I was planning on going to Galveston today to visit the cemetery there but that kind of fell through. I wanted to get outlines and photographs of some of the headstones for my Halloween project. I plan on making headstones for my yard (front or maybe back depending on the restrictions). When I told Allison about my idea she was pretty hyped about it, so I invited her to go along and make some for her yard since she was willing to help. When Cory found out about it, he got hyped about it too and decided he wanted to go. Only problem is he works so I gotta wait til next week. I hate waiting but more hands working means more outlines in less time. I should make it a group trip for next weekend and start planning the headstone names and epitaph. I see a plan forming already. If I get enough folks in on it, we can make a bunch of outlines and be back at my place cutting up the foam. Lost yet?

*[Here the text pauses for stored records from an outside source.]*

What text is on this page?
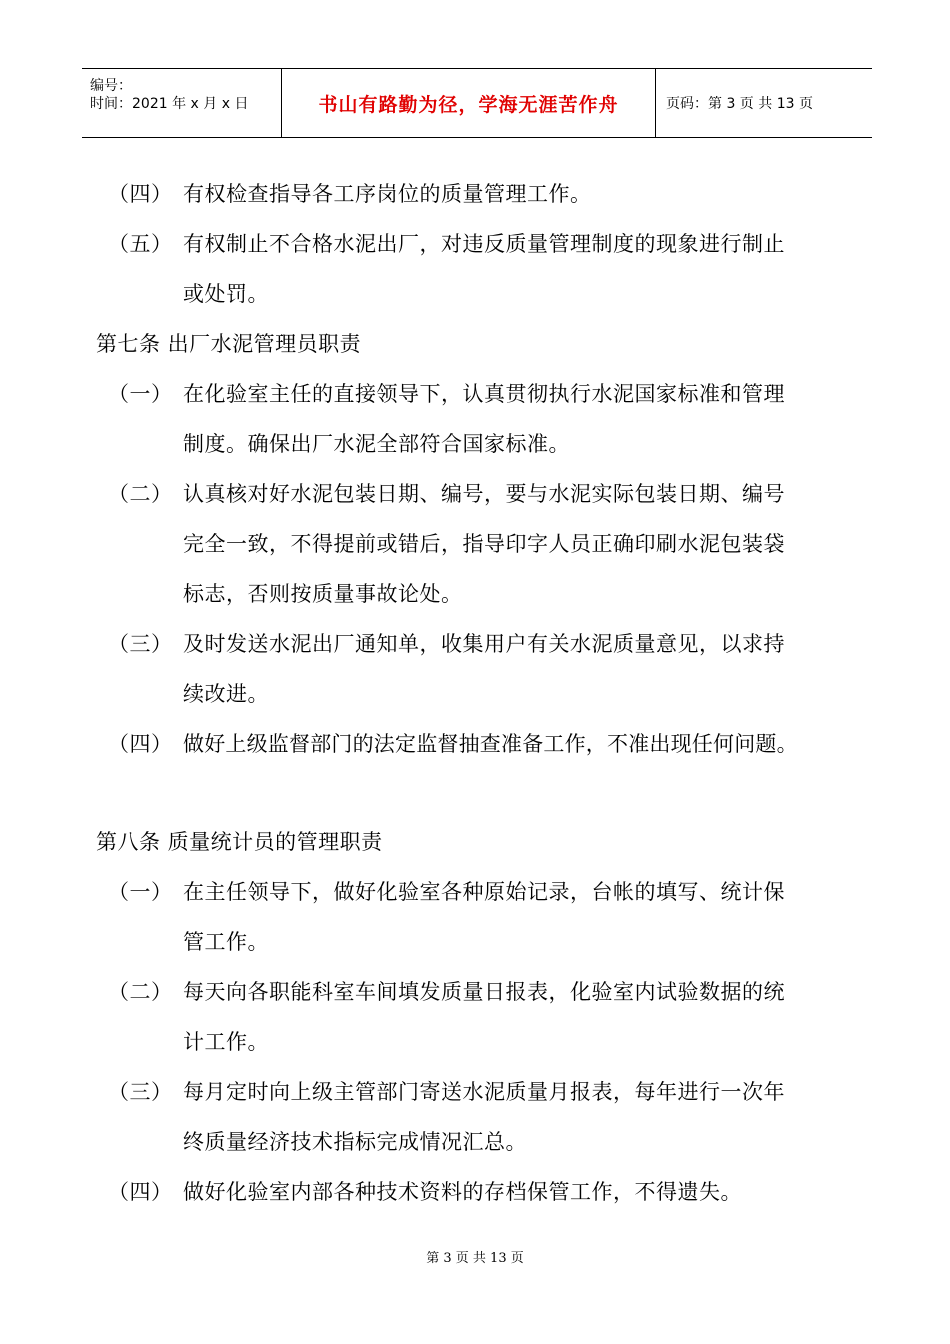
编号：
时间：2021 年 x 月 x 日	书山有路勤为径，学海无涯苦作舟	页码：第 3 页 共 13 页
（四） 有权检查指导各工序岗位的质量管理工作。
（五） 有权制止不合格水泥出厂，对违反质量管理制度的现象进行制止
或处罚。
第七条 出厂水泥管理员职责
（一） 在化验室主任的直接领导下，认真贯彻执行水泥国家标准和管理
制度。确保出厂水泥全部符合国家标准。
（二） 认真核对好水泥包装日期、编号，要与水泥实际包装日期、编号
完全一致，不得提前或错后，指导印字人员正确印刷水泥包装袋
标志，否则按质量事故论处。
（三） 及时发送水泥出厂通知单，收集用户有关水泥质量意见，以求持
续改进。
（四） 做好上级监督部门的法定监督抽查准备工作，不准出现任何问题。
第八条 质量统计员的管理职责
（一） 在主任领导下，做好化验室各种原始记录，台帐的填写、统计保
管工作。
（二） 每天向各职能科室车间填发质量日报表，化验室内试验数据的统
计工作。
（三） 每月定时向上级主管部门寄送水泥质量月报表，每年进行一次年
终质量经济技术指标完成情况汇总。
（四） 做好化验室内部各种技术资料的存档保管工作，不得遗失。
第 3 页 共 13 页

So next weekend will be one filled with fiberglass as I cast my body mold, lots of polystyrene, super 77 glue, and an old army buddy might be visiting. Yep, I just got off the phone with Matt. It'll be good to see him again. Maybe I can get him to work this weekend too.

Sunday, September 5, 2004

Let's Go Voltron Force!

My feet still ache from standing in the body cast but it's complete. We were all pretty eager to get started and it was a little weird to finally do it after months and months of planning. It took longer than we thought, well over three hours, but the result was nothing short of awesome. I have to say, they busted their ass doing it right. The discomfort level sucked ass but I plan on only doing this once. There were a few moments towards the end when I started getting light headed but that was only becuase I didn't take a deep breath when they layed the chest strips. My ball of my heels were numb by the time they pulled me out. I think I would have fallen over from numb feet if not for Lana holding me up. I'm still impressed by the pictures every time I look at them. I can't wait to show em off on the project page but we still have a little more work ahead of us. The fiberglass casting is next.

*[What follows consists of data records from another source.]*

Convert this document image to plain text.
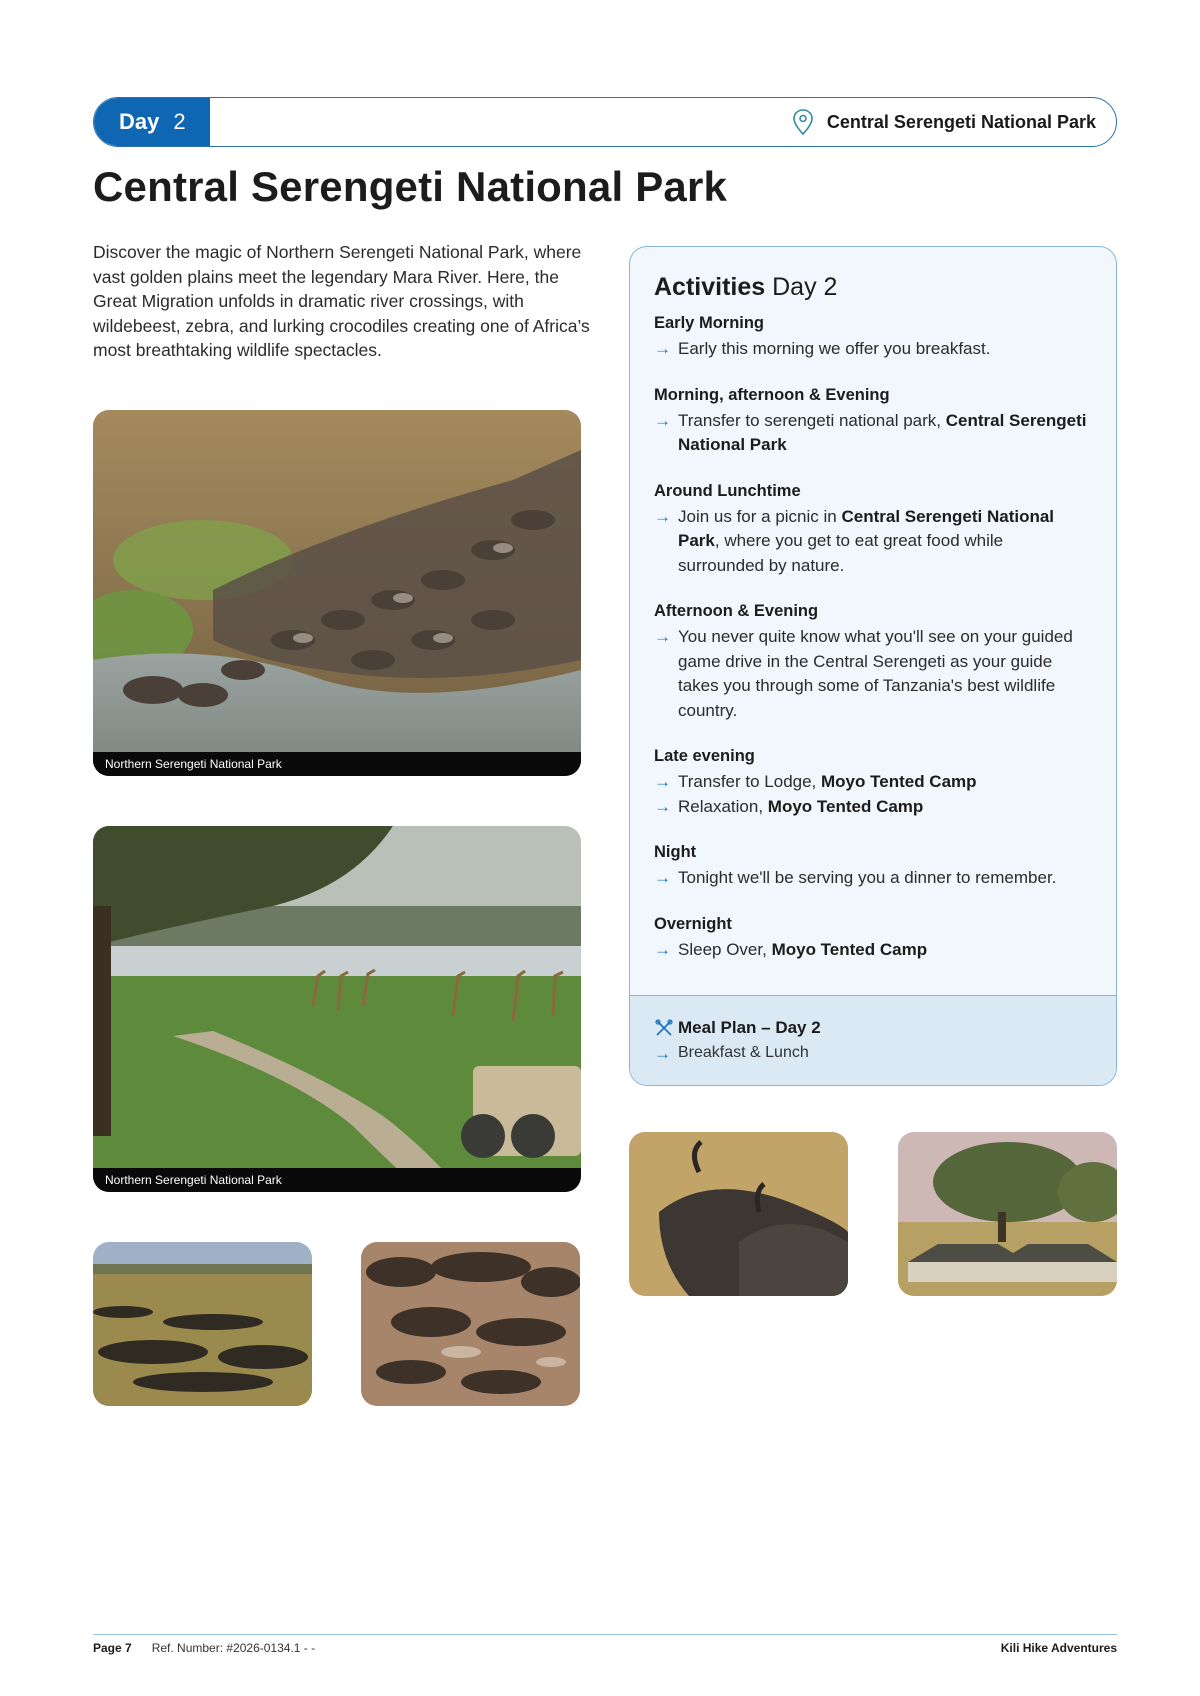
Day 2	Central Serengeti National Park
Central Serengeti National Park

Discover the magic of Northern Serengeti National Park, where vast golden plains meet the legendary Mara River. Here, the Great Migration unfolds in dramatic river crossings, with wildebeest, zebra, and lurking crocodiles creating one of Africa’s most breathtaking wildlife spectacles.

Northern Serengeti National Park
Northern Serengeti National Park
Activities Day 2
Early Morning
→ Early this morning we offer you breakfast.
Morning, afternoon & Evening
→ Transfer to serengeti national park, Central Serengeti National Park
Around Lunchtime
→ Join us for a picnic in Central Serengeti National Park, where you get to eat great food while surrounded by nature.
Afternoon & Evening
→ You never quite know what you'll see on your guided game drive in the Central Serengeti as your guide takes you through some of Tanzania's best wildlife country.
Late evening
→ Transfer to Lodge, Moyo Tented Camp
→ Relaxation, Moyo Tented Camp
Night
→ Tonight we'll be serving you a dinner to remember.
Overnight
→ Sleep Over, Moyo Tented Camp
Meal Plan – Day 2
→ Breakfast & Lunch
Page 7 Ref. Number: #2026-0134.1 - -	Kili Hike Adventures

I'll say this though. Derek hit it on the head when he commented why we made such a great team. Years and years of roleplaying together. I've never seen so many people working on one task at once work so well together. I think I've got them convinced to all have a body cast made for costuming. We've got big plans and, after seeing these fuckers work together, I know we can do it.

I had my first cigarette in two months when they pulled me out. Layed out on the floor trying to get the feeling back in my feet, letting the blood return to my head, and so greasy I probably couldn't stand up anyway, I couldn't resist a lite cigarette. Right after everyone left I took a long hot shower. Damn it felt good.

castingcall01

I'll be posting the pictures in the next few days in my photo album, so keep an eye out. These fuckers got some bragging rights and I plan on posting as many of the pictures as I can. I haven't seen a better body cast online anywhere. Nothing like a good friends to put you in a full body cast and do nothing more than mock you. All I can say guys is I owe you mother fuckers! Who's next?!